Despertar de fome

| Conto Erótico | Maiores 18 |

 

Dormir, descansar o cérebro e o corpo dizem uns, recarregar os sistemas dizem outros, as variantes são bastantes, mas nada substitui o descanso, aquelas horas sagradas de descanso que todos precisamos, pena não se poder viver essas horas que perdemos a dormir, este mundo tem tanta coisa para ser explorada que por vezes dormir seria um desperdício.

Acordei ao teu lado, estavas ali, junto a mim, estiquei-me e constatei que tinha algo a mais, talvez tivesse tido um sonho erótico, não sei, mas sei sim, que estava com a tenda armada, e que tenda, tu ainda dormias, ali mesmo ao meu lado, apetecia-me acordar-te mas sei como é o teu acordar, se mal acordada, cai o carmo e a trindade, pelo que optei pela técnica sacana, se devemos acordar uma mulher, porque não acordar ela com uma pequena vontade de exercício matinal, pelo tal deitei-me de lado, com as pontas dos dedos percorri os teus mamilos bem devagar, estranhamente dormias e os mesmos respondiam ao toque, e a visão era deliciosa, deslizei a mão quase sem te tocar corpo abaixo, deslizei a mão pelo teu ventre e muito suavemente poisei a mão sobre o teu sexo, muito levemente toquei na tua pele, nos lábios sedosos, mexi devagar, e fui brincando, lentamente, até sentir que pronto, estávamos a chegar a algum lado.

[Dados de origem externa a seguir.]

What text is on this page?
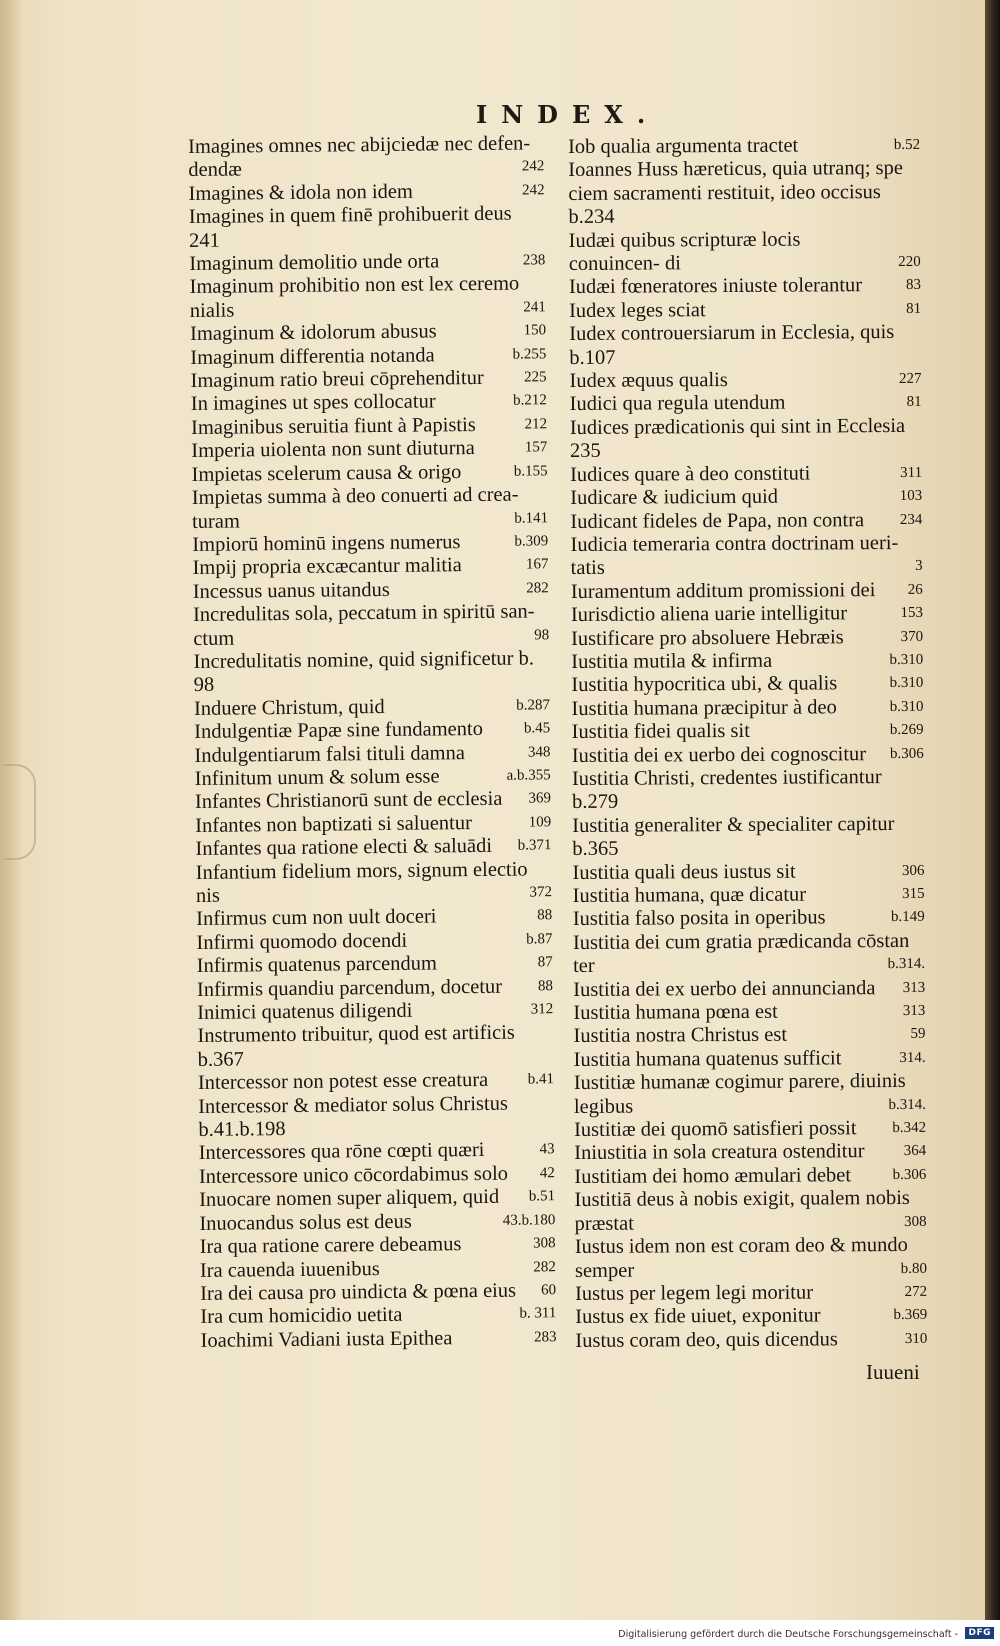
INDEX.
Imagines omnes nec abijciedæ nec defen- dendæ	242
Imagines & idola non idem	242
Imagines in quem finē prohibuerit deus 241
Imaginum demolitio unde orta	238
Imaginum prohibitio non est lex ceremo nialis	241
Imaginum & idolorum abusus	150
Imaginum differentia notanda	b.255
Imaginum ratio breui cōprehenditur	225
In imagines ut spes collocatur	b.212
Imaginibus seruitia fiunt à Papistis	212
Imperia uiolenta non sunt diuturna	157
Impietas scelerum causa & origo	b.155
Impietas summa à deo conuerti ad crea- turam	b.141
Impiorū hominū ingens numerus	b.309
Impij propria excæcantur malitia	167
Incessus uanus uitandus	282
Incredulitas sola, peccatum in spiritū san- ctum	98
Incredulitatis nomine, quid significetur b. 98
Induere Christum, quid	b.287
Indulgentiæ Papæ sine fundamento	b.45
Indulgentiarum falsi tituli damna	348
Infinitum unum & solum esse	a.b.355
Infantes Christianorū sunt de ecclesia 369
Infantes non baptizati si saluentur	109
Infantes qua ratione electi & saluādi b.371
Infantium fidelium mors, signum electio nis	372
Infirmus cum non uult doceri	88
Infirmi quomodo docendi	b.87
Infirmis quatenus parcendum	87
Infirmis quandiu parcendum, docetur 88
Inimici quatenus diligendi	312
Instrumento tribuitur, quod est artificis b.367
Intercessor non potest esse creatura	b.41
Intercessor & mediator solus Christus b.41.b.198
Intercessores qua rōne cœpti quæri	43
Intercessore unico cōcordabimus solo 42
Inuocare nomen super aliquem, quid b.51
Inuocandus solus est deus	43.b.180
Ira qua ratione carere debeamus	308
Ira cauenda iuuenibus	282
Ira dei causa pro uindicta & pœna eius 60
Ira cum homicidio uetita	b. 311
Ioachimi Vadiani iusta Epithea	283
Iob qualia argumenta tractet	b.52
Ioannes Huss hæreticus, quia utranq; spe ciem sacramenti restituit, ideo occisus b.234
Iudæi quibus scripturæ locis conuincen- di	220
Iudæi fœneratores iniuste tolerantur	83
Iudex leges sciat	81
Iudex controuersiarum in Ecclesia, quis b.107
Iudex æquus qualis	227
Iudici qua regula utendum	81
Iudices prædicationis qui sint in Ecclesia 235
Iudices quare à deo constituti	311
Iudicare & iudicium quid	103
Iudicant fideles de Papa, non contra 234
Iudicia temeraria contra doctrinam ueri- tatis	3
Iuramentum additum promissioni dei 26
Iurisdictio aliena uarie intelligitur	153
Iustificare pro absoluere Hebræis	370
Iustitia mutila & infirma	b.310
Iustitia hypocritica ubi, & qualis	b.310
Iustitia humana præcipitur à deo	b.310
Iustitia fidei qualis sit	b.269
Iustitia dei ex uerbo dei cognoscitur b.306
Iustitia Christi, credentes iustificantur b.279
Iustitia generaliter & specialiter capitur b.365
Iustitia quali deus iustus sit	306
Iustitia humana, quæ dicatur	315
Iustitia falso posita in operibus	b.149
Iustitia dei cum gratia prædicanda cōstan ter	b.314.
Iustitia dei ex uerbo dei annuncianda 313
Iustitia humana pœna est	313
Iustitia nostra Christus est	59
Iustitia humana quatenus sufficit	314.
Iustitiæ humanæ cogimur parere, diuinis legibus	b.314.
Iustitiæ dei quomō satisfieri possit b.342
Iniustitia in sola creatura ostenditur	364
Iustitiam dei homo æmulari debet	b.306
Iustitiā deus à nobis exigit, qualem nobis præstat	308
Iustus idem non est coram deo & mundo semper	b.80
Iustus per legem legi moritur	272
Iustus ex fide uiuet, exponitur	b.369
Iustus coram deo, quis dicendus	310
Iuueni
Digitalisierung gefördert durch die Deutsche Forschungsgemeinschaft -	DFG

Por fim, acordaste, estremunhada como habitual, mas mais calma, deixaste-me continuar a brincadeira, bem como ainda me fizeste a vontade ao separar mais as pernas para poder brincar com  ponta dos dedos no teu clítoris, que já dava sinais de actividade, beijei-te, nem te deixei falar, mordisquei o teu lábio superior, desci às tuas orelhas, beijei e dei uma dentadinha, sei que isso, em ti, é como chegar com um fosforo a um rastilho, continuei pelo teu pescoço, tudo bem devagar, até chegar ao teu peito, deixei a minha barba deslizar pela tua pele, até sorver os teus mamilos rosados nos meus lábios, os dedos continuavam a passear-se, sem entrar no paraíso perdido, continuei a descer a minha face pela tua barriga, era giro, a barba deslizava pela tua pele e tinhas arrepios, continuei, até chegar ao fruto do meu desejo, pequenos beijos primeiro na pele, pequenas dentadinhas, e depois, degustei o teu sexo vorazmente, estava tão bom, tão delicioso, que não me contive, voltei a subir pelo teu corpo acima, e fiquei em cima de ti, apontei para o que queria e atirei-me de cabeça, a mesma rapidamente se encaixou na perfeição entre as tuas pernas, no teu sexo quente e sumarento.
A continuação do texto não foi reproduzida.